June 14 (Reuters) – Emerging market stocks and currencies were subdued on Wednesday as investors awaited the outcome of the U.S. Federal Reserve’s monetary policy meeting for clues on the direction of interest rates in the world’s largest economy.
MSCI’s index for emerging market equities .MSCIEF was down 0.2% by 0823 am GMT, slipping from a fresh four-month high hit earlier in the session, while currencies .MIEM00000CUS were 0.1% lower.
The Federal Reserve is expected to leave interest rates unchanged at the end of its meeting later in the day given a slowdown in inflation, pausing an aggressive rate-hiking cycle which began early last year.
Investors will also focus on comments from Fed Chair Jerome Powell at a conference held shortly after the policy decision.
Hopes of a pause in the Fed’s tightening as well as a rate cut from China to boost its faltering economic recovery have aided sentiment towards emerging market equities this week.
“Inflationary pressures have faded sufficiently for the Fed to skip a rate hike, but not to end the tightening cycle.
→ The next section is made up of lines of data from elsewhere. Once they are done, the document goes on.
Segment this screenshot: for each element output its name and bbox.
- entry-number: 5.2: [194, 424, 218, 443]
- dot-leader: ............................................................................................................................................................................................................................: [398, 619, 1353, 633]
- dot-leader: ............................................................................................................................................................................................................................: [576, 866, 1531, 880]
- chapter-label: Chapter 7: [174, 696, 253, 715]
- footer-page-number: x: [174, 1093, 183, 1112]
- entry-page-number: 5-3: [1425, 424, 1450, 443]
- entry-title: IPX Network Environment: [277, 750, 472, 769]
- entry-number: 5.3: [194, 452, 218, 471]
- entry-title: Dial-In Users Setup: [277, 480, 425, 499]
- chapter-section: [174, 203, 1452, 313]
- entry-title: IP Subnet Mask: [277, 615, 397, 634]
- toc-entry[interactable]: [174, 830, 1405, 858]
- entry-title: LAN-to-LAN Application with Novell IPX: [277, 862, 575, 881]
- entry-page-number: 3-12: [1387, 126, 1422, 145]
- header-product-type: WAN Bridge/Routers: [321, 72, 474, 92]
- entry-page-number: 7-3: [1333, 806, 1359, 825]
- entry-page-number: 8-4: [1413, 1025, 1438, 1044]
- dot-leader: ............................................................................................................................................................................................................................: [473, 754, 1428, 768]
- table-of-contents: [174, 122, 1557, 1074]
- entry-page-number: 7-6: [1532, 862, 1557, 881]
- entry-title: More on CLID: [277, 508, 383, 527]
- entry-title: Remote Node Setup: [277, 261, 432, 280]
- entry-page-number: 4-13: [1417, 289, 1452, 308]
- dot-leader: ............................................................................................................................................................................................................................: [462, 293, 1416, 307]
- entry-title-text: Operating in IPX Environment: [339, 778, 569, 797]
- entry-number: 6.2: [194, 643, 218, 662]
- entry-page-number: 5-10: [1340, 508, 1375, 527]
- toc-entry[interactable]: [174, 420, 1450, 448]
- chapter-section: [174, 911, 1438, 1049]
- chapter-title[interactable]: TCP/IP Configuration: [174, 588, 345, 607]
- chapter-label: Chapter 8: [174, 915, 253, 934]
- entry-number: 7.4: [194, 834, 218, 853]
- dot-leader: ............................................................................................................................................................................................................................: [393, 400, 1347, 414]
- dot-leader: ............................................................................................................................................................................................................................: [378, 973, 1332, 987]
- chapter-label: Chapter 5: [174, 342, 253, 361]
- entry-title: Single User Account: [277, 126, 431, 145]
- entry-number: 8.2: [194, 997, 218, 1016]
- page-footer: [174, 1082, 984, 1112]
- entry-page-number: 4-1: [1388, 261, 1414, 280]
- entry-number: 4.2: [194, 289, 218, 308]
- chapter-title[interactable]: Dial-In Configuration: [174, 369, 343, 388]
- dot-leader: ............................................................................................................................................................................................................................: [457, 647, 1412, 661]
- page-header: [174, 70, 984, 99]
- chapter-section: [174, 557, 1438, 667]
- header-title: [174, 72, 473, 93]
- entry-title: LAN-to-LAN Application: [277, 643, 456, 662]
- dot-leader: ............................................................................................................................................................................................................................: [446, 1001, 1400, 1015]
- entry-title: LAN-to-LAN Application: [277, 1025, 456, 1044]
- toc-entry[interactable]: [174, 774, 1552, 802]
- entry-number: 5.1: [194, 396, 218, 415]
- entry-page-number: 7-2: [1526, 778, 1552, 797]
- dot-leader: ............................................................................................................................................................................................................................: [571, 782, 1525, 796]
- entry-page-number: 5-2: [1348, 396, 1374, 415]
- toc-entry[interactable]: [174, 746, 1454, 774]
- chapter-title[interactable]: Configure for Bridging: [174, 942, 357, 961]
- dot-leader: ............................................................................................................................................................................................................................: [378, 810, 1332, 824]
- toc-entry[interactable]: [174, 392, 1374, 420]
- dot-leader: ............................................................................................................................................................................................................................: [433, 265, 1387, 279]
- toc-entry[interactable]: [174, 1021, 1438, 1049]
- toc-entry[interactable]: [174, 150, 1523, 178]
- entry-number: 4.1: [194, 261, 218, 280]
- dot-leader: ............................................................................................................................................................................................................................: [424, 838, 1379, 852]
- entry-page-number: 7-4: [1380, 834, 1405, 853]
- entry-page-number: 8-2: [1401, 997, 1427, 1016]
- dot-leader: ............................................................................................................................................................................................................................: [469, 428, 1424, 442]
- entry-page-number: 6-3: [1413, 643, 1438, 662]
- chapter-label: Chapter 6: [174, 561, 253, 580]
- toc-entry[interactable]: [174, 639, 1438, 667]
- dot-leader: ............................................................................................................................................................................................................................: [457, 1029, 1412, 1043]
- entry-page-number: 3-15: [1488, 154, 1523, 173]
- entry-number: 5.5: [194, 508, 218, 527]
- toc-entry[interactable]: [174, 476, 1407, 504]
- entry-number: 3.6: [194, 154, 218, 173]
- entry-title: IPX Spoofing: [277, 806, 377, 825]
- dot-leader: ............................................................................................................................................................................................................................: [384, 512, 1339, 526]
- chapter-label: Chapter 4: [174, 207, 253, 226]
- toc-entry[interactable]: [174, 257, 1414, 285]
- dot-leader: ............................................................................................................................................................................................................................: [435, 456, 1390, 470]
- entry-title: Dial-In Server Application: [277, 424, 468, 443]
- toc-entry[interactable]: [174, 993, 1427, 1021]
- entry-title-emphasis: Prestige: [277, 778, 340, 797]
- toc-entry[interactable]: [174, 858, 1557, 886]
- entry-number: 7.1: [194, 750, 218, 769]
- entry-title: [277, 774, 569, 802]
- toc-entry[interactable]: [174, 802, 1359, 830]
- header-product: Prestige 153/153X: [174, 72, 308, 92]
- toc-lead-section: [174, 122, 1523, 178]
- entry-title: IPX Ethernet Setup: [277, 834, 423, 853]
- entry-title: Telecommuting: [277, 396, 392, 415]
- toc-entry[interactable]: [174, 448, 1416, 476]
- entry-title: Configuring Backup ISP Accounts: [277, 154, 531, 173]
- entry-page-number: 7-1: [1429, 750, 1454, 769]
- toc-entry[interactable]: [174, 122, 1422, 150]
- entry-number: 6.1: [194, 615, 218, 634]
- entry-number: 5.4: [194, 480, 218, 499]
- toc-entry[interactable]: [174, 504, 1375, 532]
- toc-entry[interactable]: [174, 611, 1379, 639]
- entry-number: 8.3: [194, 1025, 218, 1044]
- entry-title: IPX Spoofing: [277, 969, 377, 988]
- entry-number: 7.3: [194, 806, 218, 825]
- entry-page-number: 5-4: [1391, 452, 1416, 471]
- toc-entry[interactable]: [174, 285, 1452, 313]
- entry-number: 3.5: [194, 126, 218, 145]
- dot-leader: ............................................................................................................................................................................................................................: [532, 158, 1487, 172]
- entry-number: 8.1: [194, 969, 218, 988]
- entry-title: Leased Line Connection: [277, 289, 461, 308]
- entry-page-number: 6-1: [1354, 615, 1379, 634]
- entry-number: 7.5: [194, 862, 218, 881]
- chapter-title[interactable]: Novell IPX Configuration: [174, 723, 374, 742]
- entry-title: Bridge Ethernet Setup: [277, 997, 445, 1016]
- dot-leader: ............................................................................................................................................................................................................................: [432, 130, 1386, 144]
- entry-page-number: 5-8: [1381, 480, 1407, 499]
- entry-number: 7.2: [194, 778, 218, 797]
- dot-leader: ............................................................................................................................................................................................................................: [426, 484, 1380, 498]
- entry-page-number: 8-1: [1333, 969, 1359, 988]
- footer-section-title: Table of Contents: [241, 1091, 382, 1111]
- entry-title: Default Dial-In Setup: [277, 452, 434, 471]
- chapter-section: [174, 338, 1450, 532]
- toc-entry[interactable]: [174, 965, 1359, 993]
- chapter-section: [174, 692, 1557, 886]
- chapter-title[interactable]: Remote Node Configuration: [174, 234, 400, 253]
The overall message could be far more hawkish than the markets assume,” said Piotr Matys, senior FX analyst at In Touch Capital Markets.
“The key question is whether the markets actually listen to what Chair Powell has to say about inflation being sticky and that more rate hikes are likely.”
China’s blue-chip stocks index .CSI300 was muted, while the yuan CNY=CFXS steadied just above a six-month low against the dollar as investors assessed odds of further policy stimulus from the country.
The Chinese central bank is widely expected to cut the borrowing cost of medium-term policy loans for the first time in 10 months on Thursday after it lowered two key short-term policy rates, a Reuters poll showed.
Turkey’s lira TRYTOM=D3 weakened from the previous day’s close and was last at 23.68 against the dollar, but had still not touched Monday’s record low of 23.77 versus the dollar.
The Russian rouble RUBUTSTN=MCX slid to a more than 14-month low past the 85 mark against the dollar due to limited foreign currency supply in a reduced-liquidity market.
South Africa’s rand ZAR= gained 0.6% against the dollar ahead of retail sales data for April due later in the day.